The little man with the note-book insisted on taking the numbers of the notes,
to the conductor’s annoyance. It was immaterial to me: small things had
lost their power to irritate. I was seeing myself in the prisoner’s box,
going through all the nerve-racking routine of a trial for murder—the
challenging of the jury, the endless cross-examinations, the alternate hope and
fear. I believe I said before that I had no nerves, but for a few minutes that
morning I was as near as a man ever comes to hysteria.
I folded my arms and gave myself a mental shake. I seemed to be the center of a
hundred eyes, expressing every shade of doubt and distrust, but I tried not to
flinch. Then some one created a diversion.
The amateur detective was busy again with the seal-skin bag, investigating the
make of the safety razor and the manufacturer’s name on the bronze-green
tie. Now, however, he paused and frowned, as though some pet theory had been
upset.
Then from a corner of the bag he drew out and held up for our inspection some
three inches of fine gold chain, one end of which was blackened and stained
with blood!
The conductor held out his hand for it, but the little man was not ready to
give it up. He turned to me.
“You say no watch was left you? Was there a piece of chain like
that?”
“No chain at all,” I said sulkily. “No jewelry of any kind,
except plain gold buttons in the shirt I am wearing.”
“Where are your glasses?” he threw at me suddenly: instinctively my
hand went to my eyes. My glasses had been gone all morning, and I had not even
noticed their absence. The little man smiled cynically and held out the chain.
“I must ask you to examine this,” he insisted. “Isn’t
it a part of the fine gold chain you wear over your ear?”
I didn’t want to touch the thing: the stain at the end made me shudder.
But with a baker’s dozen of suspicious eyes—well, we’ll say
fourteen: there were no one-eyed men—I took the fragment in the tips of
my fingers and looked at it helplessly.
“Very fine chains are much alike,” I managed to say. “For all
I know, this may be mine, but I don’t know how it got into that sealskin
bag. I never saw the bag until this morning after daylight.”
“He admits that he had the bag,” somebody said behind me.

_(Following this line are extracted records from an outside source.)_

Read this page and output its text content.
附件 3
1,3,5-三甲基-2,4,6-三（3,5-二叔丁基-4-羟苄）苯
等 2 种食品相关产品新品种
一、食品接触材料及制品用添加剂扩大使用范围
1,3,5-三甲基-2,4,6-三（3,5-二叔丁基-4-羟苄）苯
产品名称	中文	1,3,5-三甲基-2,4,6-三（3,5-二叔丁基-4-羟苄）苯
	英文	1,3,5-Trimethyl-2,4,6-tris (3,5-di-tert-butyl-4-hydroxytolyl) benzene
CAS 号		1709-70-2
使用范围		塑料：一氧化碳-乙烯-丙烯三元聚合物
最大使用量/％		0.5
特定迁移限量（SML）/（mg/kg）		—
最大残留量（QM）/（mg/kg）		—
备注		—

“How did you guess that he wore glasses, anyhow?” to the amateur
sleuth.
That gentleman cleared his throat. “There were two reasons,” he
said, “for suspecting it. When you see a man with the lines of his face
drooping, a healthy individual with a pensive eye,—suspect astigmatism.
Besides, this gentleman has a pronounced line across the bridge of his nose and
a mark on his ear from the chain.”
After this remarkable exhibition of the theoretical as combined with the
practical, he sank into a seat near-by, and still holding the chain, sat with
closed eyes and pursed lips. It was evident to all the car that the solution of
the mystery was a question of moments. Once he bent forward eagerly and putting
the chain on the window-sill, proceeded to go over it with a pocket magnifying
glass, only to shake his head in disappointment. All the people around shook
their heads too, although they had not the slightest idea what it was about.
The pounding in my ears began again. The group around me seemed to be suddenly
motionless in the very act of moving, as if a hypnotist had called
“Rigid!” The girl in blue was looking at me, and above the din I
thought she said she must speak to me—something vital. The pounding grew
louder and merged into a scream. With a grinding and splintering the car rose
under my feet. Then it fell away into darkness.